Yesterday (12 February) marked the International Day against the Use of Child Soldiers – also known as Red Hand Day, the day commemorates the fates of child soldiers, children who are forced to serve as soldiers in wars and armed conflicts. The objective of Red Hand Day is to call for action against this practice and support for children who are affected by it. Children have been used repeatedly as soldiers in many recent armed conflicts, such as in the Democratic Republic of the Congo, Rwanda, Uganda, Sudan, Côte d’Ivoire, Myanmar, Philippines, Colombia, and Palestine.
Federica Mogherini, chief of the EU diplomacy and the UN Special Representative for Children and Armed Conflict, Leila Zerrougui, pledged to intensify their efforts to end the recruitment and the use of children in armed conflict. Both leaders commented that on the International Day against the Use of Child Soldiers, we jointly celebrate a growing global consensus among UN Member States that they should not recruit or use children in armed forces in conflict and that boys and girls should be protected from all grave violations.
“Child soldiers are always the victims: forced to combat, often brutally abused, and not rarely isolated when they finally manage to get back to their communities. I met Colombian boys and girls who have managed to quit the FARC’s guerrilla and are now looking at their future with hope,” said Federica Mogherini and added that “we have the duty to keep supporting them and all the former child soldiers, to give them the chance of a good education and of a place in their societies. At the same time, we will continue to bring forward our engagement in ending the recruitment and use of children by armed forces. Depriving a child of its rights is depriving a society of its future.”
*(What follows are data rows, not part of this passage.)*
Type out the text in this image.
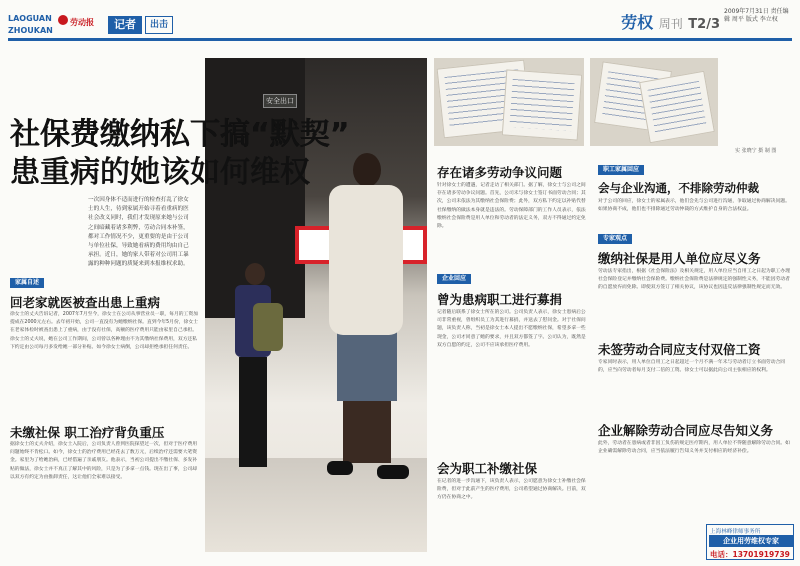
LAOGUAN
ZHOUKAN
劳动报	记者	出击	劳权 周刊 T2/3
2009年7月31日 责任编辑 周平 版式 李立权
安全出口
社保费缴纳私下搞“默契”
患重病的她该如何维权
一次因身体不适而进行的检查打乱了徐女士的人生，待到家属开始寻着看重病的医社会改义同时，我们才发现原来她与公司之间暗藏着诸多利弊，劳动合同本补签，都对工作情况不少，更重要的是由于公司与单位社保，导致她看病的费用均由自己承担。近日，她的家人带着对公司用工暴露的种种问题的质疑来到本报维权求助。
家属自述
回老家就医被查出患上重病
徐女士的丈夫告诉记者，2007年7月至今，徐女士在公司从事营业员一职，每月的工资加提成在2000元左右。去年初开始，公司一直没有为她缴纳社保。直到今年5月份，徐女士在老家体检时被查出患上了重病，由于没有社保，高额的医疗费用只能由家里自己承担。徐女士的丈夫说，她在公司工作期间，公司曾以各种理由不为其缴纳社保费用，双方还私下约定由公司每月多发给她一部分补贴。如今徐女士病倒，公司却拒绝承担任何责任。
未缴社保 职工治疗背负重压
据徐女士的丈夫介绍，徐女士入院后，公司负责人曾到医院探望过一次，但对于医疗费用问题始终不肯松口。如今，徐女士的治疗费用已经花去了数万元，后续治疗还需要大笔资金。家里为了给她治病，已经借遍了亲戚朋友。他表示，当初公司提出不缴社保、多发补贴的做法，徐女士并不真正了解其中的风险，只是为了多拿一点钱。现在出了事，公司却以双方有约定为由推卸责任，这让他们全家难以接受。
实 张晓宁 摄 制 图
存在诸多劳动争议问题
针对徐女士的遭遇，记者走访了相关部门。据了解，徐女士与公司之间存在诸多劳动争议问题。首先，公司未与徐女士签订书面劳动合同；其次，公司未依法为其缴纳社会保险费；此外，双方私下约定以补贴代替社保缴纳的做法本身就是违法的。劳动保障部门的工作人员表示，依法缴纳社会保险费是用人单位和劳动者的法定义务，双方不得通过约定免除。
企业回应
曾为患病职工进行募捐
记者随后联系了徐女士所在的公司。公司负责人表示，徐女士患病后公司非常重视，曾组织员工为其进行募捐，并送去了慰问金。对于社保问题，该负责人称，当初是徐女士本人提出不愿缴纳社保，希望多拿一些现金，公司才同意了她的要求，并且双方都签了字。公司认为，既然是双方自愿的约定，公司不应该承担医疗费用。
会为职工补缴社保
在记者的进一步沟通下，该负责人表示，公司愿意为徐女士补缴社会保险费，但对于此前产生的医疗费用，公司希望通过协商解决。目前，双方仍在协商之中。
职工家属回应
会与企业沟通，不排除劳动仲裁
对于公司的回应，徐女士的家属表示，他们会先与公司进行沟通，争取通过协商解决问题。如果协商不成，他们也不排除通过劳动仲裁的方式维护自身的合法权益。
专家观点
缴纳社保是用人单位应尽义务
劳动法专家指出，根据《社会保险法》及相关规定，用人单位应当自用工之日起为职工办理社会保险登记并缴纳社会保险费。缴纳社会保险费是法律规定的强制性义务，不能因劳动者的自愿放弃而免除。即使双方签订了相关协议，该协议也因违反法律强制性规定而无效。
未签劳动合同应支付双倍工资
专家同时表示，用人单位自用工之日起超过一个月不满一年未与劳动者订立书面劳动合同的，应当向劳动者每月支付二倍的工资。徐女士可以据此向公司主张相应的权利。
企业解除劳动合同应尽告知义务
此外，劳动者在患病或者非因工负伤的规定医疗期内，用人单位不得随意解除劳动合同。如企业确需解除劳动合同，应当依法履行告知义务并支付相应的经济补偿。
上海林峰律师事务所
企业用劳维权专家
电话：13701919739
“Armed groups have historically constituted the majority of child recruiters. Positive work and results with Member States – notably through the campaign ‘Children, Not Soldiers’ – are facilitating engagement with non-state actors and as a result, more and more are reaching out to the United Nations to end the recruitment and use and other grave violations against children,” stressed Leila Zerrougui. It is estimated that there were about 250,000 child soldiers as of 2009, a third of whom are girls, but it is difficult to estimate a more precise number as most of them are deployed in armed rebel groups. Although more than 115,000 child soldiers were released, for example, in Sudan as a result of advocacy and action plans, rehabilitation for child-soldiers returned to their communities is either inadequate or non-existent.